- Occupation: Poet

= Thomas Collins (poet) =

English poet

Thomas Collins (fl. 1615) was an English poet.

==Biography==
Collins was the author of a very rare religious poem entitled "The Penitent Publican, his Confession of Mouth, Contrition of Heart, unfained Repentance. And feruent Prayer unto God for Mercie and Forgiuenesses," London (by Arthur Johnson), 4to, 1610. The dedicatory epistle, dated 6 July 1610, is addressed "To the Right Honourable, Graue and Vertuous Lady, the Lady Katherine Hastings, Countesse of Huntington," and is signed with the author's name. The poem is written throughout in seven-line stanzas, and evinces strong religious fervour.

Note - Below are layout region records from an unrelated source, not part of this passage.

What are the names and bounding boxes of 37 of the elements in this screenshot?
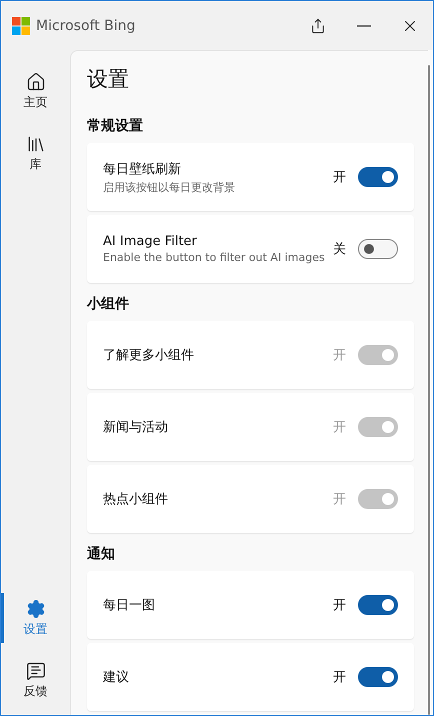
section-title: 常规设置 [87, 117, 144, 135]
nav-item[interactable]: 设置 [1, 587, 70, 649]
toggle-state-label: 开 [333, 669, 346, 686]
books-icon [26, 134, 46, 154]
minimize-icon [357, 24, 371, 26]
setting-title: 热点小组件 [103, 491, 169, 508]
nav-item[interactable]: 反馈 [1, 649, 70, 711]
toggle-state-label: 开 [333, 169, 346, 186]
settings-icon [26, 598, 46, 618]
window-title: Microsoft Bing [36, 18, 136, 34]
share-icon [310, 18, 326, 34]
section-title: 通知 [87, 545, 116, 563]
scrollbar[interactable] [428, 65, 430, 715]
toggle-state-label: 关 [333, 241, 346, 258]
toggle-state-label: 开 [333, 419, 346, 436]
nav-item[interactable]: 库 [1, 122, 70, 184]
setting-title: 了解更多小组件 [103, 347, 195, 364]
setting-description: Enable the button to filter out AI images [103, 251, 326, 264]
toggle-switch[interactable] [358, 667, 398, 687]
setting-title: 每日壁纸刷新 [103, 160, 182, 178]
logo-icon [12, 16, 30, 34]
toggle-switch[interactable] [358, 167, 398, 187]
setting-title: AI Image Filter [103, 234, 198, 249]
setting-title: 新闻与活动 [103, 419, 169, 436]
toggle-switch[interactable] [358, 239, 398, 259]
speech-bubble-icon [26, 660, 46, 680]
toggle-state-label: 开 [333, 347, 346, 364]
nav-item[interactable]: 主页 [1, 60, 70, 122]
toggle-state-label: 开 [333, 597, 346, 614]
toggle-state-label: 开 [333, 491, 346, 508]
home-icon [26, 72, 46, 92]
setting-description: 启用该按钮以每日更改背景 [103, 180, 236, 194]
page-title: 设置 [87, 66, 130, 93]
setting-title: 建议 [103, 669, 130, 686]
setting-title: 每日一图 [103, 597, 156, 614]
toggle-switch[interactable] [358, 595, 398, 615]
section-title: 小组件 [87, 295, 130, 313]
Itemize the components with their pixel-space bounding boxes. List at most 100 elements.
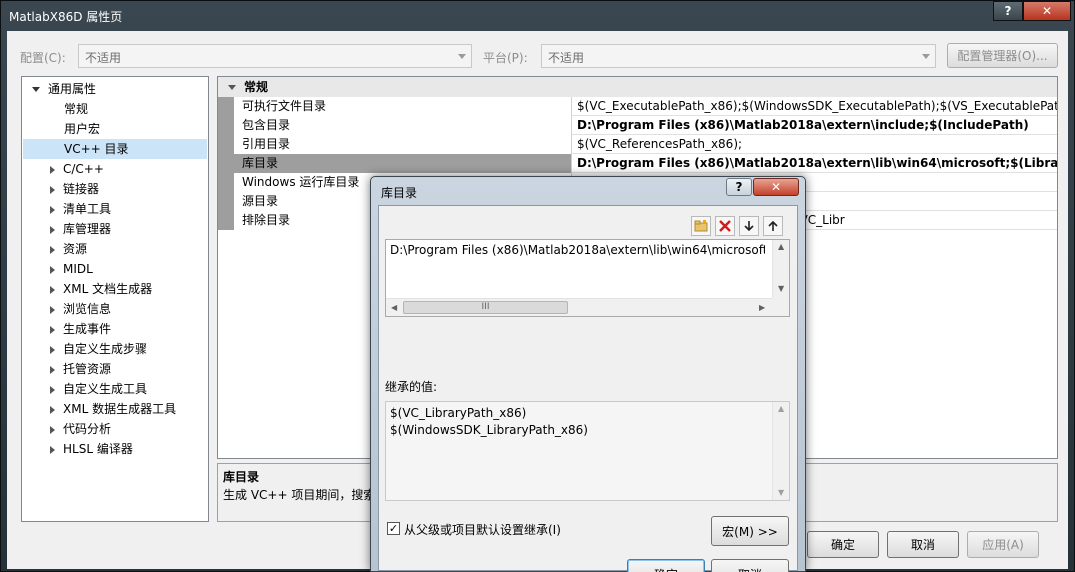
tree-group-label: 代码分析: [63, 422, 112, 436]
new-folder-icon: [694, 220, 708, 232]
collapsed-arrow-icon: [50, 325, 55, 334]
directory-entry[interactable]: D:\Program Files (x86)\Matlab2018a\exter…: [390, 243, 765, 257]
tree-group-label: 链接器: [63, 182, 100, 196]
grid-row[interactable]: 可执行文件目录 $(VC_ExecutablePath_x86);$(Window…: [234, 97, 1058, 116]
grid-row-selected[interactable]: 库目录 D:\Program Files (x86)\Matlab2018a\ex…: [234, 154, 1058, 173]
scroll-down-icon[interactable]: ▼: [778, 488, 784, 497]
inherit-checkbox[interactable]: ✓: [387, 522, 400, 535]
tree-group-label: HLSL 编译器: [63, 442, 133, 456]
tree-item-vc-directories[interactable]: VC++ 目录: [23, 139, 207, 159]
scroll-left-icon[interactable]: ◀: [391, 303, 397, 312]
tree-item-group[interactable]: 托管资源: [50, 359, 111, 379]
collapsed-arrow-icon: [50, 385, 55, 394]
directory-list-editbox[interactable]: D:\Program Files (x86)\Matlab2018a\exter…: [385, 239, 790, 317]
tree-item-group[interactable]: 浏览信息: [50, 299, 111, 319]
tree-item-group[interactable]: HLSL 编译器: [50, 439, 133, 459]
grid-row-value: $(VC_ExecutablePath_x86);$(WindowsSDK_Ex…: [577, 99, 1058, 113]
description-text: 生成 VC++ 项目期间，搜索: [223, 488, 376, 502]
scroll-right-icon[interactable]: ▶: [759, 303, 765, 312]
dialog-cancel-button[interactable]: 取消: [711, 559, 789, 572]
scroll-thumb-grip: III: [481, 302, 490, 312]
collapsed-arrow-icon: [50, 365, 55, 374]
cancel-button[interactable]: 取消: [887, 531, 959, 558]
move-down-button[interactable]: [739, 216, 759, 236]
arrow-down-icon: [744, 221, 754, 232]
grid-gutter: [218, 97, 234, 230]
collapsed-arrow-icon: [50, 225, 55, 234]
scroll-up-icon[interactable]: ▲: [778, 404, 784, 413]
platform-value: 不适用: [548, 51, 585, 65]
library-directories-dialog: 库目录 ? ✕ D:\Program Files (x86)\Matlab201…: [370, 176, 806, 572]
config-label: 配置(C):: [20, 51, 66, 65]
tree-root-label: 通用属性: [48, 82, 97, 96]
title-bar: MatlabX86D 属性页 ? ✕: [1, 1, 1074, 31]
scrollbar-corner: [772, 298, 789, 316]
inherited-values-box: $(VC_LibraryPath_x86) $(WindowsSDK_Libra…: [385, 401, 790, 501]
tree-item-group[interactable]: 清单工具: [50, 199, 111, 219]
tree-item-user-macros[interactable]: 用户宏: [64, 119, 100, 139]
grid-row[interactable]: 引用目录 $(VC_ReferencesPath_x86);: [234, 135, 1057, 154]
collapsed-arrow-icon: [50, 425, 55, 434]
collapsed-arrow-icon: [50, 165, 55, 174]
horizontal-scrollbar[interactable]: ◀ III ▶: [386, 298, 773, 316]
tree-item-group[interactable]: 自定义生成步骤: [50, 339, 147, 359]
tree-group-label: 托管资源: [63, 362, 112, 376]
new-folder-button[interactable]: [691, 216, 711, 236]
delete-button[interactable]: [715, 216, 735, 236]
collapsed-arrow-icon: [50, 265, 55, 274]
tree-item-group[interactable]: C/C++: [50, 159, 104, 179]
tree-group-label: 自定义生成步骤: [63, 342, 148, 356]
tree-group-label: 自定义生成工具: [63, 382, 148, 396]
collapsed-arrow-icon: [50, 305, 55, 314]
macros-button[interactable]: 宏(M) >>: [711, 516, 789, 546]
tree-item-group[interactable]: 代码分析: [50, 419, 111, 439]
vertical-scrollbar[interactable]: ▲ ▼: [772, 240, 789, 298]
tree-item-group[interactable]: 自定义生成工具: [50, 379, 147, 399]
grid-row-key: 库目录: [234, 154, 572, 173]
tree-item-group[interactable]: MIDL: [50, 259, 93, 279]
property-tree: 通用属性 常规 用户宏 VC++ 目录 C/C++ 链接器 清单工具 库管理器 …: [21, 76, 209, 522]
grid-category[interactable]: 常规: [218, 77, 1057, 97]
scroll-down-icon[interactable]: ▼: [778, 284, 784, 293]
inherit-checkbox-label[interactable]: 从父级或项目默认设置继承(I): [404, 521, 561, 538]
platform-combo[interactable]: 不适用: [541, 44, 936, 68]
vertical-scrollbar[interactable]: ▲ ▼: [772, 402, 789, 500]
grid-row[interactable]: 包含目录 D:\Program Files (x86)\Matlab2018a\e…: [234, 116, 1057, 135]
help-button[interactable]: ?: [993, 1, 1023, 21]
scroll-up-icon[interactable]: ▲: [778, 242, 784, 251]
tree-root[interactable]: 通用属性: [32, 79, 96, 99]
grid-row-value: D:\Program Files (x86)\Matlab2018a\exter…: [577, 156, 1058, 170]
window-title: MatlabX86D 属性页: [9, 10, 123, 24]
tree-group-label: 生成事件: [63, 322, 112, 336]
tree-group-label: 清单工具: [63, 202, 112, 216]
platform-label: 平台(P):: [483, 51, 528, 65]
tree-group-label: C/C++: [63, 162, 104, 176]
dialog-close-button[interactable]: ✕: [753, 178, 799, 196]
tree-item-group[interactable]: XML 文档生成器: [50, 279, 152, 299]
collapsed-arrow-icon: [50, 185, 55, 194]
grid-category-label: 常规: [244, 80, 269, 94]
config-combo[interactable]: 不适用: [78, 44, 472, 68]
tree-item-group[interactable]: XML 数据生成器工具: [50, 399, 176, 419]
move-up-button[interactable]: [763, 216, 783, 236]
close-button[interactable]: ✕: [1023, 1, 1071, 21]
tree-item-group[interactable]: 库管理器: [50, 219, 111, 239]
collapsed-arrow-icon: [50, 205, 55, 214]
tree-group-label: XML 文档生成器: [63, 282, 153, 296]
tree-item-group[interactable]: 链接器: [50, 179, 99, 199]
grid-row-value: $(VC_ReferencesPath_x86);: [577, 137, 743, 151]
tree-item-general[interactable]: 常规: [64, 99, 88, 119]
tree-item-group[interactable]: 生成事件: [50, 319, 111, 339]
tree-item-group[interactable]: 资源: [50, 239, 87, 259]
dialog-ok-button[interactable]: 确定: [627, 559, 705, 572]
arrow-up-icon: [768, 220, 778, 231]
ok-button[interactable]: 确定: [807, 531, 879, 558]
dialog-help-button[interactable]: ?: [726, 178, 752, 196]
description-title: 库目录: [223, 470, 260, 484]
inherited-value: $(VC_LibraryPath_x86): [390, 406, 527, 420]
grid-row-key: 可执行文件目录: [234, 97, 572, 116]
apply-button[interactable]: 应用(A): [967, 531, 1039, 558]
config-manager-button[interactable]: 配置管理器(O)...: [947, 43, 1058, 68]
scroll-thumb[interactable]: III: [403, 301, 568, 314]
chevron-down-icon: [458, 54, 466, 59]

In 1615 Collins wrote a pastoral poem named "The Teares of Loue, or Cupid's Progresse. Together with the complaint of the sorrowfull Shepheardesse fayre (but unfortunate) Candida, deploring the death of her deare-lo"d Coravin, a late living (and an ever to be lamented) Shepheard. In a passionate pastorall Elegie. Composed by Thomas Collins," &c. London (by George Purslowe), 1615. The poet Coravin, whose death Collins laments, has not been identified. The poem is full of conceits, but at its end Sir Philip Sidney, Edmund Spenser, and Michael Drayton are eulogised, and allusion is made to Thomas Lodge. Jo. B[eaumont?] and Samuel Rowlands contributed prefatory verses. The former refers to a third poem by Collins on "Newport"s bloudy battell … with Yaxley's death," which is not otherwise known. Rowlands calls Collins "his affected friend." Copies of both the known poems of Collins were in Sir Francis Freeling's library, but only unique copies of either are now believed to be extant.